Vital Viewing (Symbiotic Relationship Edition)



The man on the right, actor Walter Matthau, was born on this day in 1920 (he died in 2000.) In 1998, he and frequent costar Jack Lemmon talked with Jay Leno:



I think Matthau was being facetious when he suggested he and Lemmon might have ended up driving or unloading a truck if not for the 1968 film version of The Odd Couple. At that point in time, Lemmon had been a pretty bankable movie star ever since winning an Oscar for playing Ensign Pulver in 1955's Mister Roberts. Matthau had a much slower start, but by his late 40s, he, too, was starting to become well-known. Not only had he won an Academy Award for Best Supporting Actor in 1966's The Fortune Cookie (the first film he appeared in with Lemmon)...

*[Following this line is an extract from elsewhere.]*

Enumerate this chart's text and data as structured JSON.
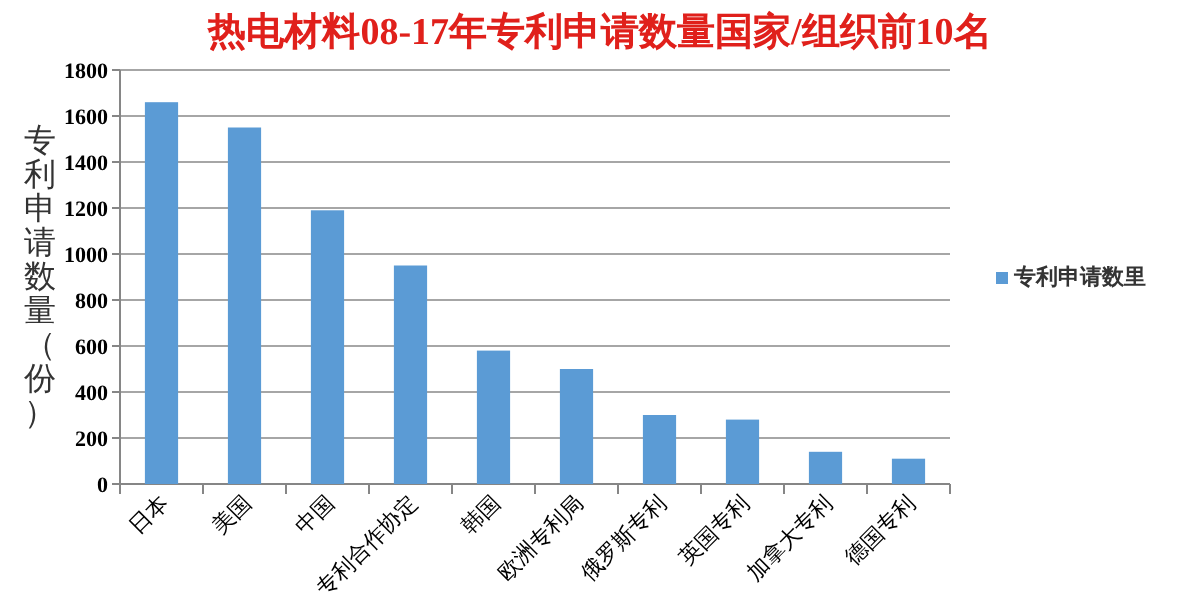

...but originated the role of messy Oscar Madison in the stage version of The Odd Couple, a humongous Broadway hit (that's Art Carney as tidy Felix Ungar, which reminds me, if, as Matthau said, Paramount Pictures originally wanted Jackie Gleason as Oscar, wouldn't it have made sense to pair him with the guy who played Ed Norton on The Honeymooners rather than Frank Sinatra?)

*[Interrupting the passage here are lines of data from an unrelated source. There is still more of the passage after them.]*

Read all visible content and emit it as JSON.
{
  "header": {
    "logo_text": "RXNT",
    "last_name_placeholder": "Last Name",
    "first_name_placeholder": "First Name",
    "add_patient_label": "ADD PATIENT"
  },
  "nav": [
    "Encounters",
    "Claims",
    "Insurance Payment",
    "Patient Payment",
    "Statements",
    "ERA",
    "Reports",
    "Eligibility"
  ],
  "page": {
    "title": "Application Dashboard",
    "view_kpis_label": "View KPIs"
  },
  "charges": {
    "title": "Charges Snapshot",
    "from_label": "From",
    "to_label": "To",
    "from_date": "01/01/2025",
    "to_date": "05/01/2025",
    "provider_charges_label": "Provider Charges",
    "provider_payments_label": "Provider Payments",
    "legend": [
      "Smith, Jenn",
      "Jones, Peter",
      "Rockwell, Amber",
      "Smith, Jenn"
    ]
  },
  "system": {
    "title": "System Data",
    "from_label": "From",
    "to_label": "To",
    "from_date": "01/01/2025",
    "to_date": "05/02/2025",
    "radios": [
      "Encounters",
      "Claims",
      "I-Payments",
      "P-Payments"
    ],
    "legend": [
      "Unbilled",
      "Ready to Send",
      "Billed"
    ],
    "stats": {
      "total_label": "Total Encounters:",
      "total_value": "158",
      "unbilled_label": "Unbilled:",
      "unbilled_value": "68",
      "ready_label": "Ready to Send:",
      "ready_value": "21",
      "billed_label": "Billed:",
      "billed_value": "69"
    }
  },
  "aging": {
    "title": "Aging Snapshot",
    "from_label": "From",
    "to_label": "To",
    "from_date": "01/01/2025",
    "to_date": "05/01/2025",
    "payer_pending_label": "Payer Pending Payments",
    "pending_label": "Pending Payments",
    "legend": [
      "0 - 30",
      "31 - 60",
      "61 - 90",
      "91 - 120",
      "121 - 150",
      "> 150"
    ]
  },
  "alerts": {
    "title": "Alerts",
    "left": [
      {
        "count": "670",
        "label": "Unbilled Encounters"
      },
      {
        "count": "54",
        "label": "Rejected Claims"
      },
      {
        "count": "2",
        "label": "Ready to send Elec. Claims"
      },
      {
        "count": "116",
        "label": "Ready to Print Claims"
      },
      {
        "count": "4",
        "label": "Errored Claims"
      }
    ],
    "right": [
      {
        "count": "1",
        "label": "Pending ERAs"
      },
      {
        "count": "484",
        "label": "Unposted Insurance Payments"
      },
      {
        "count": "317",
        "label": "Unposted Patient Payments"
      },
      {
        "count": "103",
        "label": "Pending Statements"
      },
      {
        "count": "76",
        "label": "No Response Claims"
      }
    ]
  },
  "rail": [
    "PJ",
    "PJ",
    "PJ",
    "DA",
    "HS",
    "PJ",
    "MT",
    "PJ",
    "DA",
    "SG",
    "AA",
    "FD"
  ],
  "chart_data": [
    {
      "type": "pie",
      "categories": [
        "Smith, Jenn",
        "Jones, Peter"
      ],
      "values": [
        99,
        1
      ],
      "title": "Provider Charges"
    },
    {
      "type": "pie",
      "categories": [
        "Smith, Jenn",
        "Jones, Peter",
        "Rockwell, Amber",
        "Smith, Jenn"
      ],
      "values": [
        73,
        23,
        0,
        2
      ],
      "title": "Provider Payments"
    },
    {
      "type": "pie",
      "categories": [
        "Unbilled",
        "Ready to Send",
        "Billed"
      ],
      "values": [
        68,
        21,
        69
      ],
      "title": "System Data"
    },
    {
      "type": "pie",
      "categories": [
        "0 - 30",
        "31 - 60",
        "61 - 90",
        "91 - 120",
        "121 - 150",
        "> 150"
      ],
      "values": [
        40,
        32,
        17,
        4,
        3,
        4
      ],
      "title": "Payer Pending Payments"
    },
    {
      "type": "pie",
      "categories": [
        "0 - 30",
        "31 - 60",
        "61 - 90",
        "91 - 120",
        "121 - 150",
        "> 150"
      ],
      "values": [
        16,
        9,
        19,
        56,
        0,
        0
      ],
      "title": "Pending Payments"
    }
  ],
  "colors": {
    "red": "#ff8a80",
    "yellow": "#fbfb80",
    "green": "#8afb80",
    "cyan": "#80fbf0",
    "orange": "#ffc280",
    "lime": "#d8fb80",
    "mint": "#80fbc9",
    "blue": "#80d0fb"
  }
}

In the Leno clip, Matthau talks about how when making The Bad News Bears in 1976, the child actors he was working with knew only the sitcom version of The Odd Couple and thus Tony Randall as Felix, and Jack Klugman as Oscar


TV's most recent Oscar and Felix. Were they to remake The Bad News Bears a third time (the second was in 2005), I'm sure the child actors would recognize the names of Matthew Perry (Chandler on Friends) and Thomas Lennon (Jim Dangle on Reno 911!) before they would Klugman or Randell.


In 1982, there was an African-American Odd Couple with Ron Glass (Harris on Barney Miller) as Felix and Demond Wilson (Lamont of Sanford and Son) as Oscar. Since this TV version and the earlier one with Randall and Klugman were both produced by Garry Marshall, scripts from the first series were often used (with some black slang thrown in for authenticity's sake.) It only lasted one season.

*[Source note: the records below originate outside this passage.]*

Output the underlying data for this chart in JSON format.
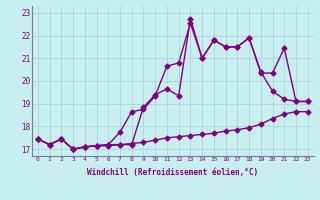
{
  "title": "",
  "xlabel": "Windchill (Refroidissement éolien,°C)",
  "ylabel": "",
  "bg_color": "#c8eef0",
  "line_color": "#800080",
  "grid_color": "#aad4d8",
  "xlim": [
    -0.5,
    23.5
  ],
  "ylim": [
    16.7,
    23.3
  ],
  "xticks": [
    0,
    1,
    2,
    3,
    4,
    5,
    6,
    7,
    8,
    9,
    10,
    11,
    12,
    13,
    14,
    15,
    16,
    17,
    18,
    19,
    20,
    21,
    22,
    23
  ],
  "yticks": [
    17,
    18,
    19,
    20,
    21,
    22,
    23
  ],
  "series1_x": [
    0,
    1,
    2,
    3,
    4,
    5,
    6,
    7,
    8,
    9,
    10,
    11,
    12,
    13,
    14,
    15,
    16,
    17,
    18,
    19,
    20,
    21,
    22,
    23
  ],
  "series1_y": [
    17.45,
    17.2,
    17.45,
    17.0,
    17.1,
    17.15,
    17.15,
    17.2,
    17.25,
    17.3,
    17.4,
    17.5,
    17.55,
    17.6,
    17.65,
    17.7,
    17.8,
    17.85,
    17.95,
    18.1,
    18.35,
    18.55,
    18.65,
    18.65
  ],
  "series2_x": [
    0,
    1,
    2,
    3,
    4,
    5,
    6,
    7,
    8,
    9,
    10,
    11,
    12,
    13,
    14,
    15,
    16,
    17,
    18,
    19,
    20,
    21,
    22,
    23
  ],
  "series2_y": [
    17.45,
    17.2,
    17.45,
    17.0,
    17.1,
    17.15,
    17.2,
    17.75,
    18.65,
    18.75,
    19.35,
    20.65,
    20.8,
    22.55,
    21.0,
    21.8,
    21.5,
    21.5,
    21.9,
    20.35,
    20.35,
    21.45,
    19.1,
    19.1
  ],
  "series3_x": [
    0,
    1,
    2,
    3,
    4,
    5,
    6,
    7,
    8,
    9,
    10,
    11,
    12,
    13,
    14,
    15,
    16,
    17,
    18,
    19,
    20,
    21,
    22,
    23
  ],
  "series3_y": [
    17.45,
    17.2,
    17.45,
    17.0,
    17.1,
    17.15,
    17.2,
    17.2,
    17.2,
    18.85,
    19.4,
    19.65,
    19.35,
    22.75,
    21.0,
    21.8,
    21.5,
    21.5,
    21.9,
    20.4,
    19.55,
    19.2,
    19.1,
    19.1
  ],
  "marker": "D",
  "markersize": 2.5,
  "linewidth": 1.0
}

A Saturday morning Odd Couple.


They have yet to make a movie or TV series based on it, but in the 1980s there was a female Odd Couple in another Broadway version that ran for about a year. Sally Struthers (Gloria on All in the Family) played neat freak Florence Ungar and Rita Moreno (Anita in West Si--aw, c'mon, the woman's a living legend!) portrayed sloppy Olive Madison.


Some have argued that Jon Cryer and Charlie Sheen of Two and a Half Men were really just Felix and Oscar with different names.


In 1998, Neil Simon, the man who came up with the idea in the first place, wrote a movie sequel titled The Odd Couple 2 starring Matthau and Lemmon. It flopped at the box office, but I liked it anyway.

However, I like the 1968 movie version, which DIDN'T flop at the box office, much, much more:


Altogether, Walter Matthau and Jack Lemmon made 10 films together. One more and they would have tied with Fred and Ginger.